Apa itu Litologi Wilayah Rentan Gempa?

Berdasarkan bentuk morfologinya, wilayah yang terkena dampak gempa umumnya terdiri dari dataran pantai, dataran berbentuk bergelombang, serta perbukitan yang berbentuk bergelombang hingga curam. Berdasarkan data dari Badan Geologi, komposisi tanah di wilayah tersebut terdiri dari batuan yang memiliki usiapra tersier berupa batuan metamorf, lalu tersier berupa batuan yang terbentuk dari endapan sedimen, serta deposit kuarter akibat proses pengendapan di pantai dan sungai.

"Endapan kuarter dan batuan yang sudah mengalami pelapukan biasanya bersifat lunak, longsor, serta belum padat," kata Supartoyo.
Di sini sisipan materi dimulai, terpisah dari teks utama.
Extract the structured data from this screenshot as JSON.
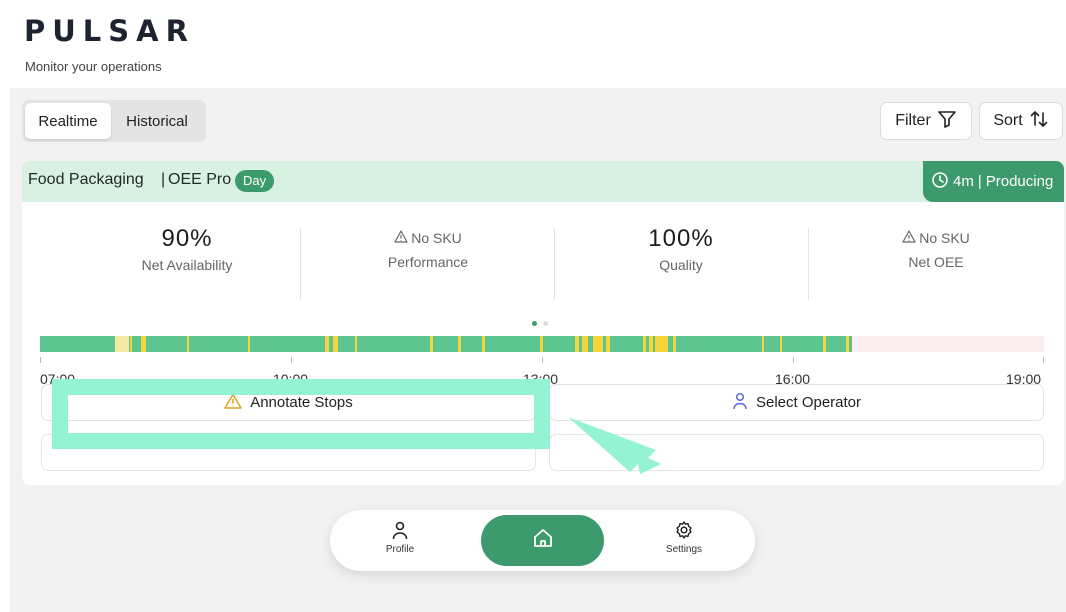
{
  "app": {
    "logo": "PULSAR",
    "tagline": "Monitor your operations"
  },
  "toolbar": {
    "tabs": [
      {
        "label": "Realtime",
        "active": true
      },
      {
        "label": "Historical",
        "active": false
      }
    ],
    "filter_label": "Filter",
    "sort_label": "Sort"
  },
  "line_card": {
    "name": "Food Packaging",
    "separator": "|",
    "product": "OEE Pro",
    "badge": "Day",
    "status": {
      "duration": "4m",
      "divider": "|",
      "state": "Producing"
    },
    "metrics": [
      {
        "value": "90%",
        "label": "Net Availability"
      },
      {
        "value": "No SKU",
        "label": "Performance"
      },
      {
        "value": "100%",
        "label": "Quality"
      },
      {
        "value": "No SKU",
        "label": "Net OEE"
      }
    ],
    "pager": {
      "pages": 2,
      "current": 1
    },
    "timeline": {
      "ticks": [
        "07:00",
        "10:00",
        "13:00",
        "16:00",
        "19:00"
      ],
      "colors": {
        "producing": "#5cc48f",
        "stopped": "#f5d33c",
        "idle_short": "#f6e9a3",
        "future": "#fbeeee"
      }
    },
    "actions": {
      "annotate_label": "Annotate Stops",
      "operator_label": "Select Operator"
    }
  },
  "bottom_nav": {
    "profile_label": "Profile",
    "settings_label": "Settings"
  },
  "colors": {
    "accent": "#3c9a6c",
    "header_band": "#d8f1e3",
    "highlight": "#93f3d2"
  }
}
Sifat ini, menurutnya, memperkuat dampak guncangan gempa.

Tim menyimpulkan bahwa gempa tidak menyebabkan pergeseran pada permukaan (surface rupture), serta tidak ada bahaya turunan seperti retakan tanah, penurunan permukaan tanah, likuksi, dan pergerakan tanah. Guncangan terbesar terjadi di Desa Latu, Hualoy, Tomalehu, dengan skala IV MMI. Skala ini menunjukkan gempa dirasakan oleh banyak orang di dalam rumah dan beberapa orang di luar rumah, serta dapat menyebabkan dinding bergetar.

Supartoyo mengatakan skala IV MMI sebenarnya tidak termasuk besar. "Namun karena terjadi secara terus-menerus, gempa ini menyebabkan kerusakan pada rumah penduduk," katanya.

Berdasarkan data pengukuran mikrotremor yang dilakukan menggunakan alat seismograf portabel di wilayah terdampak, lapisan tanah yang tebal di sekitar Kabupaten Seram Bagian Barat mengalami peningkatan getaran seismik. Selain akibat gempa yang terjadi berulang, kondisi bangunan di daerah tersebut cenderung rentan terhadap guncangan.

Hasil pengamatan lapangan menunjukkan bahwa area tersebut terbentuk dari endapan aluvial pantai, yang menyebabkan terbentuknya tanah lunak. Wilayah tersebut terdiri dari pasir yang bersifat longsor, jenuh air, dengan kedalaman muka air tanah kurang dari 10 meter. "Daerah ini berisiko mengalami likuefaksi jika terjadi gempa bumi berkekuatan besar," kata Supartoyo.

Wilayah yang Paling Rentan Terhadap Gempa Bumi di Seram Bagian Barat

Tim menyimpulkan bahwa Kecamatan Amalatu di Kabupaten Seram Bagian Barat termasuk daerah yang rentan terhadap gempa bumi dan tsunami. Wilayah tersebut berada paling dekat dengan sesar aktif di selat antara Pulau Seram dan Pulau Haruku-Saparua, serta dari proses penunjaman lempeng di Laut Banda.

"Sumber terjadinya tsunami berasal dari pergerakan tanah di pantai dan laut, yang bisa dipicu oleh guncangan gempa bumi besar," kata Supartoyo. Amalatu juga rentan mengalami pergerakan tanah jika terkena curah hujan tinggi.

Tim respons darurat Badan Geologi merekomendasikan tindakan mitigasi bencana geologis di Kabupaten Seram Bagian Barat. Pihak berwenang setempat diminta segera menentukan lokasi dan jalur evakuasi, termasuk melakukan pelatihan mobilitas tanggap bencana menuju area aman. Peningkatan sosialisasi mengenai kondisi rentan, khususnya di Desa Latu, Hualoy, dan Tomalehu juga dinilai penting.

Beberapa saran juga disampaikan kepada Pemerintah Kabupaten Seram Bagian Barat dalam menyusun dokumen rencana darurat untuk Kecamatan Amalatu. "Dan memperbarui peta daerah rentan bencana gempa dan tsunami yang dapat merujuk pada data dari Badan Geologi," kata Supartoyo.